For each service, we multiply the total eligible charges while uninsured by the privately insured payment-to-charge ratio to calculate the expected payment for the service if the uninsured person was privately insured.  We then subtract actual out-of-pocket or private payments from expected privately insured payments for each service; this difference represents implicitly subsidized care.

Applying NHEA, inflation, and population adjustments

The MEPS-HC captures less aggregate medical spending than the National Health Expenditure Accounts (NHEA) data, even after accounting for difference in populations and medical expenditure categories across sources. We adjust expenditures by payer and service type to more closely reflect NHEA aggregate expenditure totals based on adjustment factors developed by Bernard et al. for reconciling MEPS and NHEA expenditures in 2012. Adjustment factors are available for the following payers: private insurance, Medicare, Medicaid, defense, VA, and workers’ compensation; no adjustment is made for other public payers and other sources.  We also do not adjust out-of-pocket expenditures, which is not measured directly in the NHEA but is instead a residual category of expenditures.  We instead assume out-of-pocket expenditures reported in the MEPS-HC are more accurate.  Consistent with this approach, NHEA adjustments for implicitly subsidized care are calculated only for the share of eligible uninsured spending paid by other private insurance because there is no adjustment for out-of-pocket spending or spending from other unclassified sources.  For each payer, NHEA adjustments are made for the following service categories: hospital, physician, non-physician providers, dental care, home health care, prescription drugs, and other medical equipment.

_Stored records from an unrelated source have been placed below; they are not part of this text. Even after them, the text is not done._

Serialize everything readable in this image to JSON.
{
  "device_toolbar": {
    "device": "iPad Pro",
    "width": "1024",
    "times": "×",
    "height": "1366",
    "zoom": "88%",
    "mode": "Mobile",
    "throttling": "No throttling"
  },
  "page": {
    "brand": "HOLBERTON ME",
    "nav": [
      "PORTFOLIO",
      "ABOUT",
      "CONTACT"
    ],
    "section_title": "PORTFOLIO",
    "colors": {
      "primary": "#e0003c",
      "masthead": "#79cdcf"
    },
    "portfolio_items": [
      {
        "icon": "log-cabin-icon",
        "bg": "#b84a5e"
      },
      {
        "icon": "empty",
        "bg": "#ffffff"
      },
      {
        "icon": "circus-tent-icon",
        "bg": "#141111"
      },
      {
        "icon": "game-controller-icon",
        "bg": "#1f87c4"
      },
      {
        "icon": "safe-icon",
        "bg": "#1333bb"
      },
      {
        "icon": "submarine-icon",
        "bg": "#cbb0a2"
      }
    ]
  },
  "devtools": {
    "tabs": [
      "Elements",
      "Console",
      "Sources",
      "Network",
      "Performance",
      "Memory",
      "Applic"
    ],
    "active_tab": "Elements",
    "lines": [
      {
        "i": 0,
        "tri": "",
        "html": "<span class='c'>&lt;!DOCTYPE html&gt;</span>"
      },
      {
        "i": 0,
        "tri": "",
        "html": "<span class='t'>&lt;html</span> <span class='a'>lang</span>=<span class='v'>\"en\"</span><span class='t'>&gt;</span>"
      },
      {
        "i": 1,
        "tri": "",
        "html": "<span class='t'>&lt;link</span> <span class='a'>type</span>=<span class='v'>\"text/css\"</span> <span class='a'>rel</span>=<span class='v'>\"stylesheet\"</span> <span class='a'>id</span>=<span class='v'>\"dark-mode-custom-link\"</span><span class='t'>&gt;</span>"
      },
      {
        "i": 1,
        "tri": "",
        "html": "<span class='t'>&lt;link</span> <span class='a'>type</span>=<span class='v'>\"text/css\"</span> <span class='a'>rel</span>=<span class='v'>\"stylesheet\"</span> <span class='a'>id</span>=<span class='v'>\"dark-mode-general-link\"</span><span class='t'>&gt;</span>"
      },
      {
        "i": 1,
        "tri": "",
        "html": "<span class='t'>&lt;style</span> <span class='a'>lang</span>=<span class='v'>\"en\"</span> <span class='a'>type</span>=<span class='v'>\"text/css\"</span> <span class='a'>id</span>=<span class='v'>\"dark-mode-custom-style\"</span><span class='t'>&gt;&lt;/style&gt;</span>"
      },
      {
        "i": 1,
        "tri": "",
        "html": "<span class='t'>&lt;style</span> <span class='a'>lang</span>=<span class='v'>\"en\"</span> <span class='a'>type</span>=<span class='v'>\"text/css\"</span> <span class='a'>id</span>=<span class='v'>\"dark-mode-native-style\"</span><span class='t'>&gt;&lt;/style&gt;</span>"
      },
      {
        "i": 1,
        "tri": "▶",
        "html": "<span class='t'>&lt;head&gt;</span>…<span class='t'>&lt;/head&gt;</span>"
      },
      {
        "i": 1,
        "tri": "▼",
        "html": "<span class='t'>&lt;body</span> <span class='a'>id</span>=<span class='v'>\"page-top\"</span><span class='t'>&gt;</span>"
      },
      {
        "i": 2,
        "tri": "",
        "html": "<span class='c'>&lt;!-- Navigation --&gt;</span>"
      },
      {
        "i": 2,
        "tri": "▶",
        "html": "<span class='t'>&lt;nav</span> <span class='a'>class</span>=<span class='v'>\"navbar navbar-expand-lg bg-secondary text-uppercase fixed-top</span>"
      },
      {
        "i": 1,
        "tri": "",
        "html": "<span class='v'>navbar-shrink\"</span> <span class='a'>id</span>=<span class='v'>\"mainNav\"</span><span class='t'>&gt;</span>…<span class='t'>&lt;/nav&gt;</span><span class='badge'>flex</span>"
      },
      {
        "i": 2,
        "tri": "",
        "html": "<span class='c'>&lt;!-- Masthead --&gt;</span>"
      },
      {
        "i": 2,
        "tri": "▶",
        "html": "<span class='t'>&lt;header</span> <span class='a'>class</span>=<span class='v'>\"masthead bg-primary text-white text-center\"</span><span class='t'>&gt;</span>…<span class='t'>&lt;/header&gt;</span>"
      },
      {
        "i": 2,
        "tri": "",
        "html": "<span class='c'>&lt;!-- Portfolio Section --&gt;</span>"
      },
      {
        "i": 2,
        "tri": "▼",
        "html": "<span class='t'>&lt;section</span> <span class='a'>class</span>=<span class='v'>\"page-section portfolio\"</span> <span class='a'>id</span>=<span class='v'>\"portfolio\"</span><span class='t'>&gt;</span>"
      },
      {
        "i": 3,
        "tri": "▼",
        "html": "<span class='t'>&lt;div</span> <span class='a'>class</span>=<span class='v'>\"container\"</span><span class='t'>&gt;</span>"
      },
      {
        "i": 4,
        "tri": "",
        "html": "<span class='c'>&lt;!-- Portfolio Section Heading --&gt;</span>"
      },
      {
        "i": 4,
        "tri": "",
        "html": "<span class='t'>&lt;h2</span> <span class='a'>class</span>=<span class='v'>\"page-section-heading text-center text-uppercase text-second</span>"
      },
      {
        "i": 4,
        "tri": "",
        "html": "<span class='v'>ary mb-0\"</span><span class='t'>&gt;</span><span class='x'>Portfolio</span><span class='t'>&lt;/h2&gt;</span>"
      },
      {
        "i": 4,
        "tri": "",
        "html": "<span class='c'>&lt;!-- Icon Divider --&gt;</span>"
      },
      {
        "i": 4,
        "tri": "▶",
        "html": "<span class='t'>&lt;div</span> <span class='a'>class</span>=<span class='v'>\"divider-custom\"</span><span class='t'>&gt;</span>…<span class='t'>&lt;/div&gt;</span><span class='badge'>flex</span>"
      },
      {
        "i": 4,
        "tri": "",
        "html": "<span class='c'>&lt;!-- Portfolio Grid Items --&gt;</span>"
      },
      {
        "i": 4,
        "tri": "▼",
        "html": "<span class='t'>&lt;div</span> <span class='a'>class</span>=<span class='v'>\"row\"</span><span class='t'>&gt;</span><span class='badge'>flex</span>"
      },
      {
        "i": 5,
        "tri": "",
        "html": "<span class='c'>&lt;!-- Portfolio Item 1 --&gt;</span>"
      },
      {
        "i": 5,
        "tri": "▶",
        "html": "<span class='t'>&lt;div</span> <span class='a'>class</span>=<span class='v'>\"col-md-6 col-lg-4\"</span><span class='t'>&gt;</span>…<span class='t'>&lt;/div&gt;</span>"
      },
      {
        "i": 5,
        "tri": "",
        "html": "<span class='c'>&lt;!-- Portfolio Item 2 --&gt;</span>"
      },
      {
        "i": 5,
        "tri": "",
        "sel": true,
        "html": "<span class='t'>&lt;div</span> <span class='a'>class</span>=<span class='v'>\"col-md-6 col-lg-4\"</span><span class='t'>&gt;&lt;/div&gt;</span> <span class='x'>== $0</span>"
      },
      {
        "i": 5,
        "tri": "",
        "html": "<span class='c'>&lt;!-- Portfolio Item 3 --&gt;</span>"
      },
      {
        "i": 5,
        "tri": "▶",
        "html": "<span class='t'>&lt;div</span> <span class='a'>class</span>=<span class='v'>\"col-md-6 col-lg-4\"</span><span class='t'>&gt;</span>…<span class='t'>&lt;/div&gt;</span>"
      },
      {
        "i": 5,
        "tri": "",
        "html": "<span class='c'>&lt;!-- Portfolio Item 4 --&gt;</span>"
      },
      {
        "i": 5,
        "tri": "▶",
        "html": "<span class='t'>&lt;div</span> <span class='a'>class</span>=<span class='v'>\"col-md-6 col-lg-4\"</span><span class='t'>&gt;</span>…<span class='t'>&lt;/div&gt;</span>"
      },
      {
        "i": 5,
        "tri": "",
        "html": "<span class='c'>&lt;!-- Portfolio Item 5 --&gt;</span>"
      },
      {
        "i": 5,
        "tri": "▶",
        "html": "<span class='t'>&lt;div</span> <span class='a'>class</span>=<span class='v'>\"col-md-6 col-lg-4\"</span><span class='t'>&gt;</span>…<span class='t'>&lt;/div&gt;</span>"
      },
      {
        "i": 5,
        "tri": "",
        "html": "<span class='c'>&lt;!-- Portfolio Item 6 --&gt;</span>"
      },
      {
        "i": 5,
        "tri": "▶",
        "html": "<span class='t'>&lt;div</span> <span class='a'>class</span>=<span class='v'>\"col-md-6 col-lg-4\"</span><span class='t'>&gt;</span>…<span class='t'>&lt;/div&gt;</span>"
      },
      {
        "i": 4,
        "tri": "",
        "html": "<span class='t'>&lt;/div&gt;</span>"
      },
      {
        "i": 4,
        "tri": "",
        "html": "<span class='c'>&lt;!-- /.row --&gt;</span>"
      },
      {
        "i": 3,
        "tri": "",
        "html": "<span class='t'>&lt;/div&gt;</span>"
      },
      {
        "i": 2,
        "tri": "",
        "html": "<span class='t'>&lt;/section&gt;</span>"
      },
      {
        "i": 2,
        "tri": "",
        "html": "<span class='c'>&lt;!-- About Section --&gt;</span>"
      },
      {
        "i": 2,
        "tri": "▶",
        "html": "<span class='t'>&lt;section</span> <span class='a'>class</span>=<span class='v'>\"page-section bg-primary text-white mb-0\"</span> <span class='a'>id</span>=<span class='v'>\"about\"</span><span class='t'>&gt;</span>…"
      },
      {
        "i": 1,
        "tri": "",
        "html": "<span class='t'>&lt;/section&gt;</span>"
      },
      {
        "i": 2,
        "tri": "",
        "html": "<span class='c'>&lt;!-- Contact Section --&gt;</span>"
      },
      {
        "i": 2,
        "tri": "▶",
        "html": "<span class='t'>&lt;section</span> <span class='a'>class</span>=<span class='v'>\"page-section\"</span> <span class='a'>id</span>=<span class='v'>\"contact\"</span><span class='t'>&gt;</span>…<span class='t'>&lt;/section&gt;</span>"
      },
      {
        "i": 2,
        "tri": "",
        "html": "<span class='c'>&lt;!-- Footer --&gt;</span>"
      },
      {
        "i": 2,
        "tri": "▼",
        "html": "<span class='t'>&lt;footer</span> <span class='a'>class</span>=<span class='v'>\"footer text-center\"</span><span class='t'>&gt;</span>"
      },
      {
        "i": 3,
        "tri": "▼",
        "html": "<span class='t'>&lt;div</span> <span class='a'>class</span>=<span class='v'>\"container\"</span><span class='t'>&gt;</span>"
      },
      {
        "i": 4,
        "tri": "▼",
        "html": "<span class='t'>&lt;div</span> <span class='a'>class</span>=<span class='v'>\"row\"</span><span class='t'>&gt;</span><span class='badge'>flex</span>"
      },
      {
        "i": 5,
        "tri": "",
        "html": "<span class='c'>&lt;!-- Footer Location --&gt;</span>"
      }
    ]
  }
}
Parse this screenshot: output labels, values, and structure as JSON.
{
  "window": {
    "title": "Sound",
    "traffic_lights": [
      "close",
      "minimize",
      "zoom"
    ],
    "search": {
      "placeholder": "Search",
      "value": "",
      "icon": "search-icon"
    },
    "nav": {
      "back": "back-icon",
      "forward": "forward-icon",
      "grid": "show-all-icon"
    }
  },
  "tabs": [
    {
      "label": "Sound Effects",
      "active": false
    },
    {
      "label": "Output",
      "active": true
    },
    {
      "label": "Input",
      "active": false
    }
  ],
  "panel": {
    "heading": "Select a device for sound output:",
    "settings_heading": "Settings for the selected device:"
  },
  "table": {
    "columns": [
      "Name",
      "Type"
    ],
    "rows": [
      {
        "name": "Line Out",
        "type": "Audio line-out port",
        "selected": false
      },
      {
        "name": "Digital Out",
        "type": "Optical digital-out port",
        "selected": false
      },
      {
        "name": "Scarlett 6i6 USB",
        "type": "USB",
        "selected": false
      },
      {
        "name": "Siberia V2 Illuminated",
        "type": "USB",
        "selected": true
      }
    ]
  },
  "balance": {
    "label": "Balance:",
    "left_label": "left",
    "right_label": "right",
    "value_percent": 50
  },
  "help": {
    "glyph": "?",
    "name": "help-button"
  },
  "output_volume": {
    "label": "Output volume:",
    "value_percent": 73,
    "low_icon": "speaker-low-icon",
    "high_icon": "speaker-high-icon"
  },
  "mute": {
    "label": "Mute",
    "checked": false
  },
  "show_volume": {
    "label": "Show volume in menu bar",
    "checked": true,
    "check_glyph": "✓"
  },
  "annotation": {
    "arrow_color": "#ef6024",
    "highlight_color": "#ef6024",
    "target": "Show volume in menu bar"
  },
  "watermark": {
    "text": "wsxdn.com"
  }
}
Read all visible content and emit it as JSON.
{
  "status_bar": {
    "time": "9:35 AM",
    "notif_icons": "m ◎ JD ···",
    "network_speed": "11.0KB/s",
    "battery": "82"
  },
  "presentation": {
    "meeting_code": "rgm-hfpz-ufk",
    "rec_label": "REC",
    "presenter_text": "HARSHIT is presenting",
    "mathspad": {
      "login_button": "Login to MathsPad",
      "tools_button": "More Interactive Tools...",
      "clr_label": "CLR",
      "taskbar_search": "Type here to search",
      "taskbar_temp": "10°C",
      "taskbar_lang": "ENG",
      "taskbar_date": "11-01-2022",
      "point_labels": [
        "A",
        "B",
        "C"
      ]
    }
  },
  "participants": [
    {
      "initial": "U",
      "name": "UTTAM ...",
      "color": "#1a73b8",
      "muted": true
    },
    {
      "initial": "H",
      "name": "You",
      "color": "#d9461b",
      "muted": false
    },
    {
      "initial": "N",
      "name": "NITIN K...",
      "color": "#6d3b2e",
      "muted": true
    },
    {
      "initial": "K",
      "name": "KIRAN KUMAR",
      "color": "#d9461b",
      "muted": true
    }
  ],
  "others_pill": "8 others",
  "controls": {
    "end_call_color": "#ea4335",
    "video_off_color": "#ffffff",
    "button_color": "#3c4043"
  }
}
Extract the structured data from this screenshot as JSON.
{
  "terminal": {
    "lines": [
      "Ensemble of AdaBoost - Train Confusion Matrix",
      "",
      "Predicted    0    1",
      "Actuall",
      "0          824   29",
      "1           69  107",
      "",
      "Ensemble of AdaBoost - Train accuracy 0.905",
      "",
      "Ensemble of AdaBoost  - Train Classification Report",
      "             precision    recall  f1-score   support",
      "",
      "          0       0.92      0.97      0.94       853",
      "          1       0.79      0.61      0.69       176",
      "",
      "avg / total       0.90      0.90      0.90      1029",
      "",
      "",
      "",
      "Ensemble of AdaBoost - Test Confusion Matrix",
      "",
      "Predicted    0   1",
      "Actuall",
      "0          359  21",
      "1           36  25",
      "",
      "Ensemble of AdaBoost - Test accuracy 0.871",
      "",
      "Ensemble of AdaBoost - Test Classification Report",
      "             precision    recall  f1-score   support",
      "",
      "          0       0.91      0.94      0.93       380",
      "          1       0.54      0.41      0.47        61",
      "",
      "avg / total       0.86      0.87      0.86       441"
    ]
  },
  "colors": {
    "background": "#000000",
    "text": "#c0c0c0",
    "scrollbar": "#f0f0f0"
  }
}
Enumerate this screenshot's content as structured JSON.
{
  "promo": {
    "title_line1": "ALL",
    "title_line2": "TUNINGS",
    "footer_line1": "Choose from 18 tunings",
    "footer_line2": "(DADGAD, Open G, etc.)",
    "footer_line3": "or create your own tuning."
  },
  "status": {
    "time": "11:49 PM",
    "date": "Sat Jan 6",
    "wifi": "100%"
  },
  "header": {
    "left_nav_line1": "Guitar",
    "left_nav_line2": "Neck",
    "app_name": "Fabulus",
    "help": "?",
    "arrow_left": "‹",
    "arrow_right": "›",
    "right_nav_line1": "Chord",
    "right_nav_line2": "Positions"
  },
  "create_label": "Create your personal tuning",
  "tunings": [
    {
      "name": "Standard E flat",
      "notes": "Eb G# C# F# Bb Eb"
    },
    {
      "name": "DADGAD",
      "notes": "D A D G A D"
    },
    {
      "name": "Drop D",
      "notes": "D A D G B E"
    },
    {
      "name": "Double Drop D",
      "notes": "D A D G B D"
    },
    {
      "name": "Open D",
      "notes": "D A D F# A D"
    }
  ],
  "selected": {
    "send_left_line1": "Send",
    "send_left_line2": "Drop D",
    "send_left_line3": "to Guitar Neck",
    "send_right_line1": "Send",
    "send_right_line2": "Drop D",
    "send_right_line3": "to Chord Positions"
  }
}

We inflate all spending to constant 2017 dollars for each service type based on appropriate price indices.  We use the Personal Health Care Expenditure components of the NHEA for hospital care, physician/clinical services, other professional services, dental care, home health care, and durable medical equipment.  We adjust prescription drug spending for inflation using the Consumer Price Index for prescription drugs.  After these adjustments are made, we sum implicitly subsidized care and indirect uninsured spending across payment sources and service types to calculate uncompensated care costs overall, by payer, and by service type.  We apply the same NHEA and inflation adjustments to insured spending.  Finally, we adjust all estimates to account for population growth based on Census Bureau population projections .

Analysis and Limitations

We compare average annual per capita and total uncompensated care costs for nonelderly people ages 0 to 64 between 2011-2013 and 2015-2017, the periods just before and just after implementation of the ACA’s major coverage provisions in 2014.  We pool three years of data in each period to increase the precision of our estimates.  All analyses use survey weights and survey design variables to calculate standard errors that reflect the complex design of the MEPS.

Though approximately one-third of self-reported expenditures in the MEPS-HC are validated based on the MPC, there is still potential for measurement error in estimated expenditures and the MPC does not collect spending data from dental providers, non-physician providers, or medical equipment.  Studies have also found measurement error in self-reported health insurance coverage in the MEPS, which may affect our estimates of spending among the uninsured and, consequently, uncompensated care costs.